Cette étude a profité de techniques dernier cri d’imagerie des fossiles, notamment la « cartographie élémentaire », par laquelle on détecte la composition atomique du fossile et du sédiment qui l’entoure.

« Pour bien comprendre ces organismes, il faut savoir interpréter leurs restes fossiles, ajoute Gaines, qui sont composés d’une mosaïque de matière organique et de minéraux ayant remplacé pour partie les tissus originels.

La microscopie électronique nous permet de connaître la composition des fossiles : de cette façon, elle détaille les structures anatomiques avec une précision remarquable. Elle nous renseigne également sur le processus de fossilisation inhabituel à l'œuvre ici. »

Cet arthropode fut baptisé en l’honneur de la nation Ktunaxa qui habite depuis longtemps le bassin de la rivière Kootenay, où se trouve Marble Canyon. Il doit son nom à Yawu?nik’, créature marine mythologique réputée pour sa taille et sa férocité qui aurait semé la mort et la terreur autour d’elle, à tel point que les autres animaux se seraient livrés à une chasse acharnée pour la faire disparaître.

« Nous tenions à rendre hommage à la présence de la culture ktunaxa dans cette région du Canada. Vu le profil redoutable de Yawunik, ce nom nous a paru s’imposer », a déclaré Aria.

« Yawu?nik’ joue un rôle crucial dans le mythe de la création ktunaxa et donc dans notre tradition orale, a ajouté Donald Sam, directeur, Langue ancestrale et savoir traditionnel, Conseil de la nation Ktunaxa. Je suis enchanté d’apprendre que les chercheurs de l’équipe ont reconnu l’importance de notre histoire sur notre territoire et choisi d’honorer notre peuple après avoir fait cette étonnante découverte. »

Parcs Canada, qui gère le parc national Kootenay et donc Marble Canyon, considère cette découverte comme un chapitre supplémentaire dans l’histoire des schistes de Burgess, auxquels on doit révélation après révélation sur l’évolution animale depuis l’explosion cambrienne.

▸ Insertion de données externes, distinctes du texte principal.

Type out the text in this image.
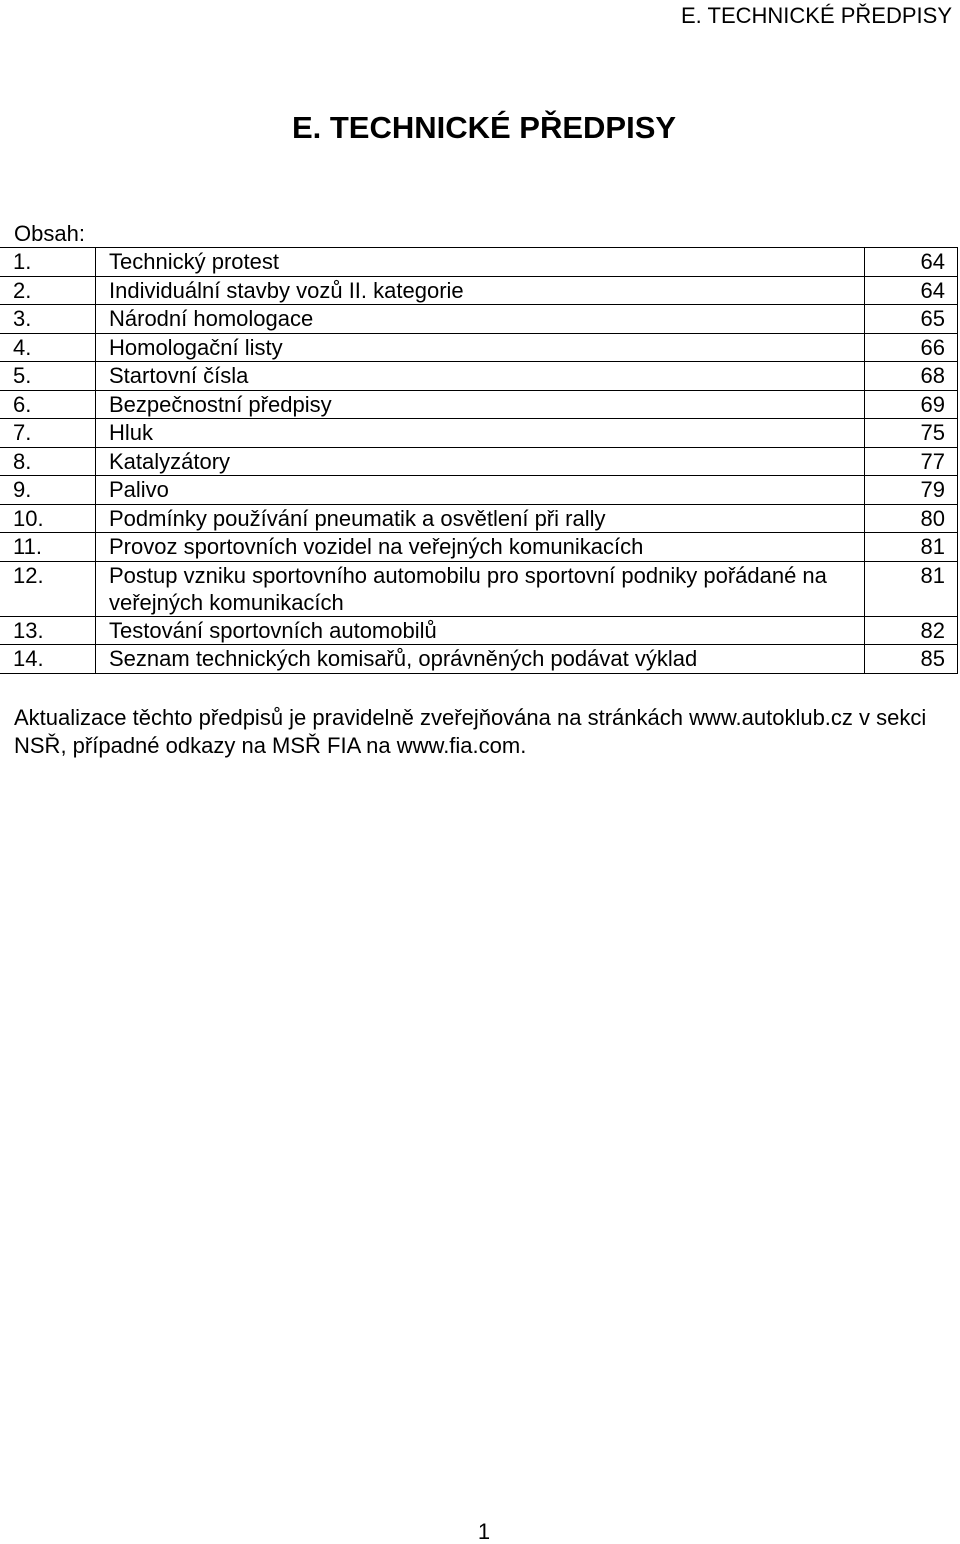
E. TECHNICKÉ PŘEDPISY
E. TECHNICKÉ PŘEDPISY
Obsah:
1.	Technický protest	64
2.	Individuální stavby vozů II. kategorie	64
3.	Národní homologace	65
4.	Homologační listy	66
5.	Startovní čísla	68
6.	Bezpečnostní předpisy	69
7.	Hluk	75
8.	Katalyzátory	77
9.	Palivo	79
10.	Podmínky používání pneumatik a osvětlení při rally	80
11.	Provoz sportovních vozidel na veřejných komunikacích	81
12.	Postup vzniku sportovního automobilu pro sportovní podniky pořádané na veřejných komunikacích	81
13.	Testování sportovních automobilů	82
14.	Seznam technických komisařů, oprávněných podávat výklad	85
Aktualizace těchto předpisů je pravidelně zveřejňována na stránkách www.autoklub.cz v sekci NSŘ, případné odkazy na MSŘ FIA na www.fia.com.
1
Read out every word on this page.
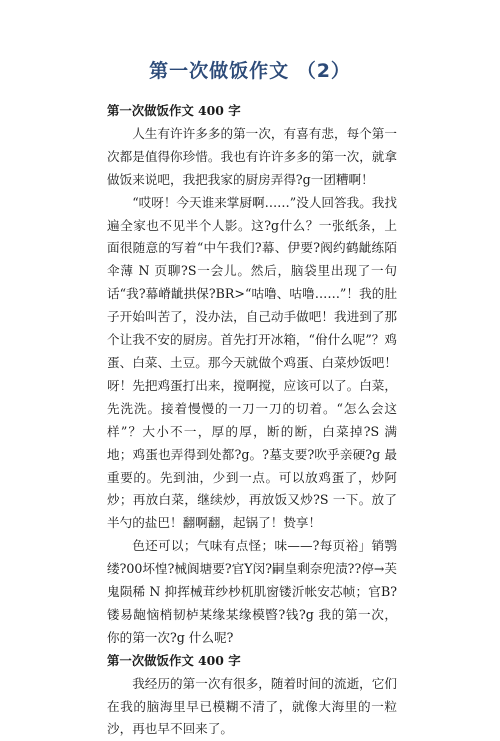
第一次做饭作文 （2）

第一次做饭作文 400 字

人生有许许多多的第一次，有喜有悲，每个第一次都是值得你珍惜。我也有许许多多的第一次，就拿做饭来说吧，我把我家的厨房弄得?g一团糟啊！

“哎呀！今天谁来掌厨啊……”没人回答我。我找遍全家也不见半个人影。这?g什么？一张纸条，上面很随意的写着“中午我们?幕、伊要?阀约鹤龇练陌伞薄 N 页聊?S一会儿。然后，脑袋里出现了一句话“我?幕嵴龇拱保?BR>“咕噜、咕噜……”！我的肚子开始叫苦了，没办法，自己动手做吧！我进到了那个让我不安的厨房。首先打开冰箱，“佾什么呢”？鸡蛋、白菜、土豆。那今天就做个鸡蛋、白菜炒饭吧！呀！先把鸡蛋打出来，搅啊搅，应该可以了。白菜，先洗洗。接着慢慢的一刀一刀的切着。“怎么会这样”？大小不一，厚的厚，断的断，白菜掉?S 满地；鸡蛋也弄得到处都?g。?墓支要?吹乎亲硬?g 最重要的。先到油，少到一点。可以放鸡蛋了，炒阿炒；再放白菜，继续炒，再放饭又炒?S 一下。放了半勺的盐巴！翻啊翻，起锅了！贽享！

色还可以；气味有点怪；味——?每页裕」销鹗缕?00坏惶?械阆塘要?官Y闵?嗣皇剩奈兜渍??停→芙鬼陨稀 N 抑挥械茸纱杪杌肌窗镂沂帐安芯帧；官B?镂易龅恼梢韧栌某缘某缘模暋?钱?g 我的第一次，你的第一次?g 什么呢?

第一次做饭作文 400 字

我经历的第一次有很多，随着时间的流逝，它们在我的脑海里早已模糊不清了，就像大海里的一粒沙，再也早不回来了。
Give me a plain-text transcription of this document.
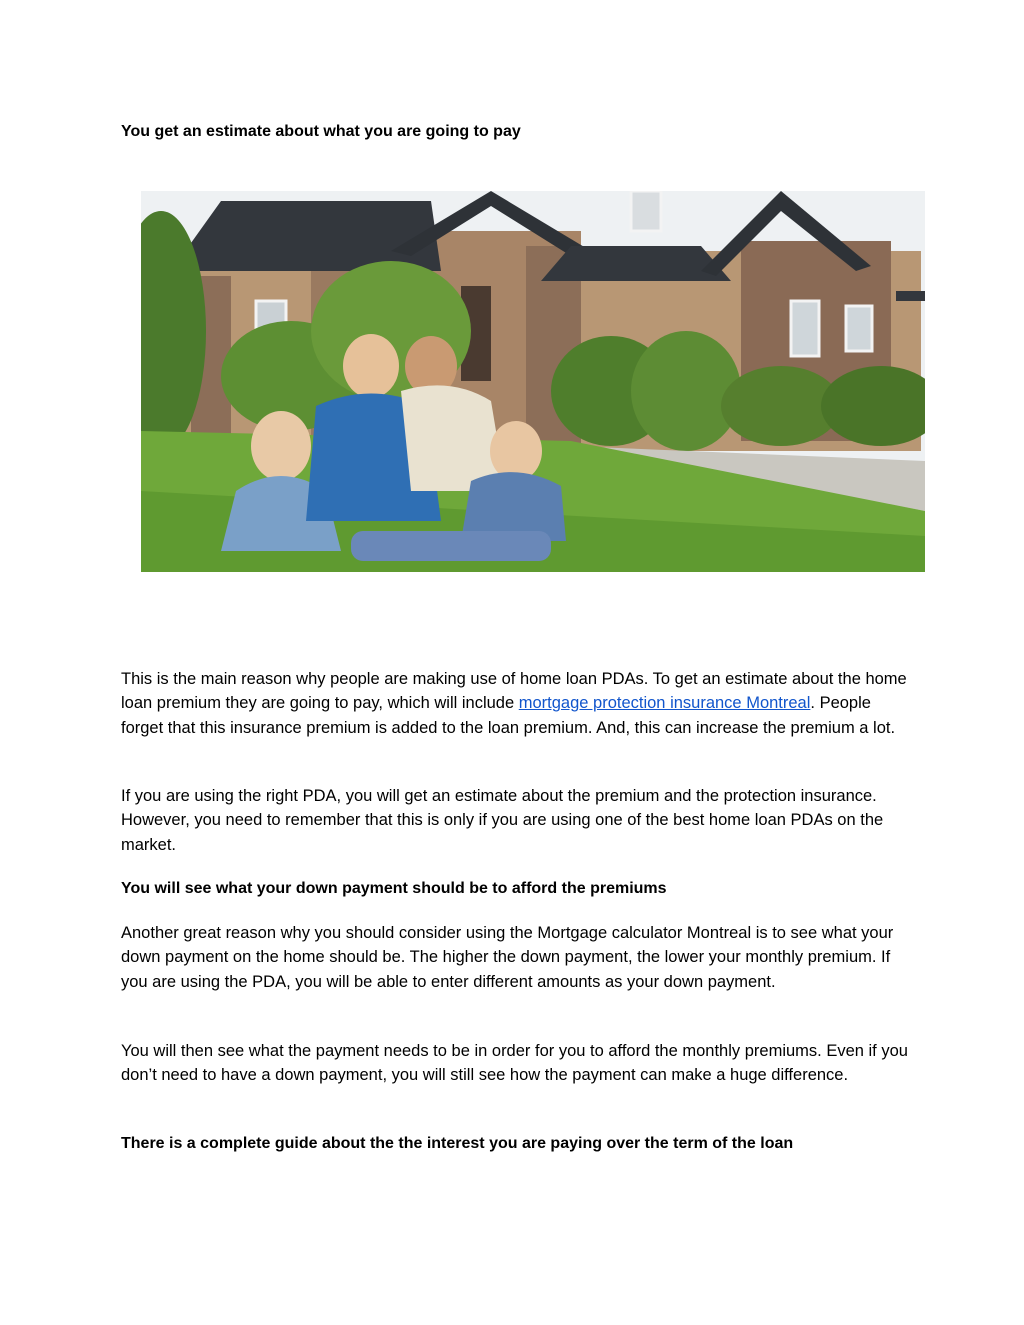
You get an estimate about what you are going to pay

This is the main reason why people are making use of home loan PDAs. To get an estimate about the home loan premium they are going to pay, which will include mortgage protection insurance Montreal. People forget that this insurance premium is added to the loan premium. And, this can increase the premium a lot.

If you are using the right PDA, you will get an estimate about the premium and the protection insurance. However, you need to remember that this is only if you are using one of the best home loan PDAs on the market.

You will see what your down payment should be to afford the premiums

Another great reason why you should consider using the Mortgage calculator Montreal is to see what your down payment on the home should be. The higher the down payment, the lower your monthly premium. If you are using the PDA, you will be able to enter different amounts as your down payment.

You will then see what the payment needs to be in order for you to afford the monthly premiums. Even if you don’t need to have a down payment, you will still see how the payment can make a huge difference.

There is a complete guide about the the interest you are paying over the term of the loan
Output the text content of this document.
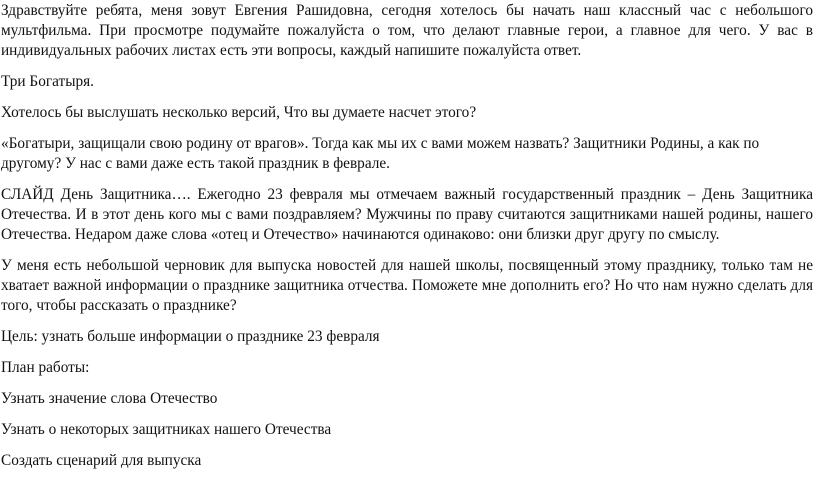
Здравствуйте ребята, меня зовут Евгения Рашидовна, сегодня хотелось бы начать наш классный час с небольшого мультфильма. При просмотре подумайте пожалуйста о том, что делают главные герои, а главное для чего. У вас в индивидуальных рабочих листах есть эти вопросы, каждый напишите пожалуйста ответ.

Три Богатыря.

Хотелось бы выслушать несколько версий, Что вы думаете насчет этого?

«Богатыри, защищали свою родину от врагов». Тогда как мы их с вами можем назвать? Защитники Родины, а как по другому? У нас с вами даже есть такой праздник в феврале.

СЛАЙД День Защитника…. Ежегодно 23 февраля мы отмечаем важный государственный праздник – День Защитника Отечества. И в этот день кого мы с вами поздравляем? Мужчины по праву считаются защитниками нашей родины, нашего Отечества. Недаром даже слова «отец и Отечество» начинаются одинаково: они близки друг другу по смыслу.

У меня есть небольшой черновик для выпуска новостей для нашей школы, посвященный этому празднику, только там не хватает важной информации о празднике защитника отчества. Поможете мне дополнить его? Но что нам нужно сделать для того, чтобы рассказать о празднике?

Цель: узнать больше информации о празднике 23 февраля

План работы:

Узнать значение слова Отечество

Узнать о некоторых защитниках нашего Отечества

Создать сценарий для выпуска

Les résultats des travaux ont été publiés sous le titre « A large new leanchoiliid from the Burgess Shale and the influence of inapplicable states on stem arthropod phylogeny » dans la revue Palaeontology. Les données ont été recueillies en 2012, essentiellement par des experts du Musée royal de l’Ontario, de l’Université d’Uppsala et du Collège Pomona. La recherche doctorale d’Aria bénéficie des bourses de recherche de l’Université de Toronto et de la subvention accordée à Jean-Bernard Caron dans le cadre du Programme de subventions à la découverte du Conseil de recherches en sciences naturelles et en génie du Canada.